SpineNet: Learning Scale-Permuted Backbone for Recognition and Localization(CVPR 2020)

SpineNet: Learning Scale-Permuted Backbone for Recognition and Localization(CVPR 2020)

2021. 4. 13. 00:17ㆍComputer vision 논문 & 코드리뷰

728x90

Google Research, Brain Team 에서 발행한 논문이네요.

- Abstract

CNN은 일반적으로 input image를 해상도가 감소하도록 encoding합니다. -> 분류 작업에는 적합 but 인식 +localization (object detection)에는 적합 x

이 문제 해결 위해 encoder-decoder 아케텍쳐는 분류 위해 설계된 backbone model에 decoder network 를 적용

scale-decreased backbone때문에 encoder-decoder 아키텍쳐는 strong multi-scale features를 생성하는데 효과적이지 않음.

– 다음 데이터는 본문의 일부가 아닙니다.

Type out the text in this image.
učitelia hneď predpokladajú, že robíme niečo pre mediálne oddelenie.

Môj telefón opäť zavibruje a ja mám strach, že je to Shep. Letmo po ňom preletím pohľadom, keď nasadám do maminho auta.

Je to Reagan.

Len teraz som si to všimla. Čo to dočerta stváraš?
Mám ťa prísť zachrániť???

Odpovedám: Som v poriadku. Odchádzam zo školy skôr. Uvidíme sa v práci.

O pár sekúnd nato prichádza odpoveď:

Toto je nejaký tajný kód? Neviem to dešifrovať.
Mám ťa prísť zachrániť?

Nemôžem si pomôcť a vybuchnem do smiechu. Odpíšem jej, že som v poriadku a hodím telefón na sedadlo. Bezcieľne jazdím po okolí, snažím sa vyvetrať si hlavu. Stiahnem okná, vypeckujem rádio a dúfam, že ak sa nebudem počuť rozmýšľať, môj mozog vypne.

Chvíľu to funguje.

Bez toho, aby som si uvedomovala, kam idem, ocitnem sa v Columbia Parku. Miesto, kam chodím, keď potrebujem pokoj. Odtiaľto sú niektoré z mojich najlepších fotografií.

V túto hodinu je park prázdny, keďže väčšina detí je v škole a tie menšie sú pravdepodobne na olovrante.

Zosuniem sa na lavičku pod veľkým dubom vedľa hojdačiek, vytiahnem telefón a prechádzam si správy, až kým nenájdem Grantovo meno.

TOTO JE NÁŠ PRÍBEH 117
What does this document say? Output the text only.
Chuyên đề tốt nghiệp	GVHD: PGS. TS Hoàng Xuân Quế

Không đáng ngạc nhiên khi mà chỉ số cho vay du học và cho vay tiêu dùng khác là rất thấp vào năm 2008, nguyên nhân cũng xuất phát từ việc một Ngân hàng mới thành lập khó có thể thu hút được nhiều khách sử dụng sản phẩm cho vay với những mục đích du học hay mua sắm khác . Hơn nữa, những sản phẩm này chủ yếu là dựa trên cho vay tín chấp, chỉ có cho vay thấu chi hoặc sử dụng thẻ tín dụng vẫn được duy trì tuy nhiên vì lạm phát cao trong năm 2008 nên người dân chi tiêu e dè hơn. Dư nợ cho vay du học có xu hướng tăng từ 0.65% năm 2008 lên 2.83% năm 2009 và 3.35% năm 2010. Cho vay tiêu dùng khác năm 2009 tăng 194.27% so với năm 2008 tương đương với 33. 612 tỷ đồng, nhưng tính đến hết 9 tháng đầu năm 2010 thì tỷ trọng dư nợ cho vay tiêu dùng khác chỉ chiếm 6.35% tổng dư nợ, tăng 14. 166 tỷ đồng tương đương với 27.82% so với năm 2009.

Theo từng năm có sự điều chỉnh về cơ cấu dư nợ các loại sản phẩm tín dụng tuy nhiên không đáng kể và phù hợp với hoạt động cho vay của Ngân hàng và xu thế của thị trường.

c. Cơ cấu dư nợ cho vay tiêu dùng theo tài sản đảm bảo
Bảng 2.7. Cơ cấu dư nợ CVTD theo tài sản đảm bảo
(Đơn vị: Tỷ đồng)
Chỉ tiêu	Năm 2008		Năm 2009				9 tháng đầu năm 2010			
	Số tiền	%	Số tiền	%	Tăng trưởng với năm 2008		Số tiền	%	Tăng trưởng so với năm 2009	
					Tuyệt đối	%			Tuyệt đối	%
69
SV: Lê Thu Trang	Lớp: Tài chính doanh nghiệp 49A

-- > SpineNet : a backbone with scale-permuted intermediate features and cross scale connections that is learned on an object detection task by Neural Architecture Search

SpineNet은 ResNet-FPN모델과 유사한 building blocks를 사용하면서, 더 좋은 성능을 보여주면서 FLOP은 10-20% 적게 사용하였다고 한다.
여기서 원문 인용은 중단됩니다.